Insieme al Coordinamento italiano Ngo internazionali (Cini) e Aoi, Oxfam ha avanzato la richiesta di stanziamenti per un valore di 500 milioni di euro per ciascuna annualità 2022, 2023 e 2024 al netto delle spese per i rifugiati. Inoltre ha presentato la proposta di avviare un fondo italiano di risposta alle “sfide globali e alle emergenze climatiche” che, nella idea dei proponenti, dovrebbe sostenere il percorso di raggiungimento degli obiettivi di sviluppo sostenibile dell’Agenda 2030 i cui progressi “sono stati severamente colpiti dalla pandemia”.
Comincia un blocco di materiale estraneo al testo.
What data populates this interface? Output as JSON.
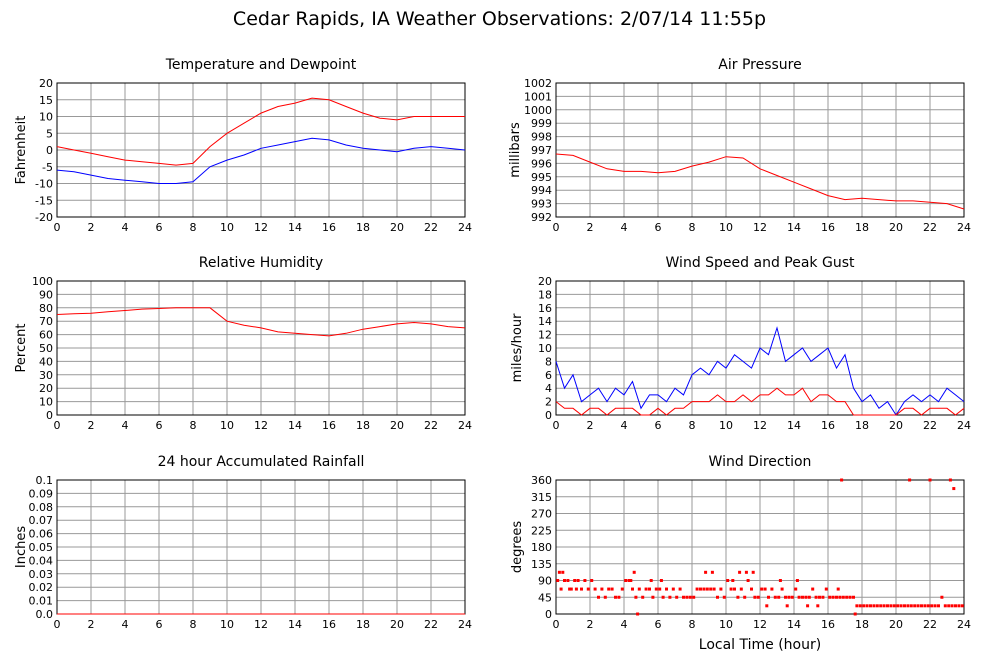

Anche la rete Link 2007, che riunisce diverse Organizzazioni non governative, ha confermato la proposta di aumentare in modo progressivo e regolare le risorse per la cooperazione. “Ciò permetterebbe di realizzare progetti di resilienza e sviluppo in settori chiave ma nel quadro delle scelte politiche locali, coinvolgendo attori privati e pubblici”, spiega Roberto Ridolfi, presidente di Link 2007. Questo accanto alla riconversione del debito dei Paesi in via di sviluppo a basso reddito, finalizzando le risorse in valuta locale ad investimenti su precisi obiettivi dell’Agenda 2030, e alla agevolazione della produzione e diffusione dei vaccini attuando gli accordi Trips che prevedono il superamento della proprietà intellettuale e dei brevetti per esigenze di salute pubblica.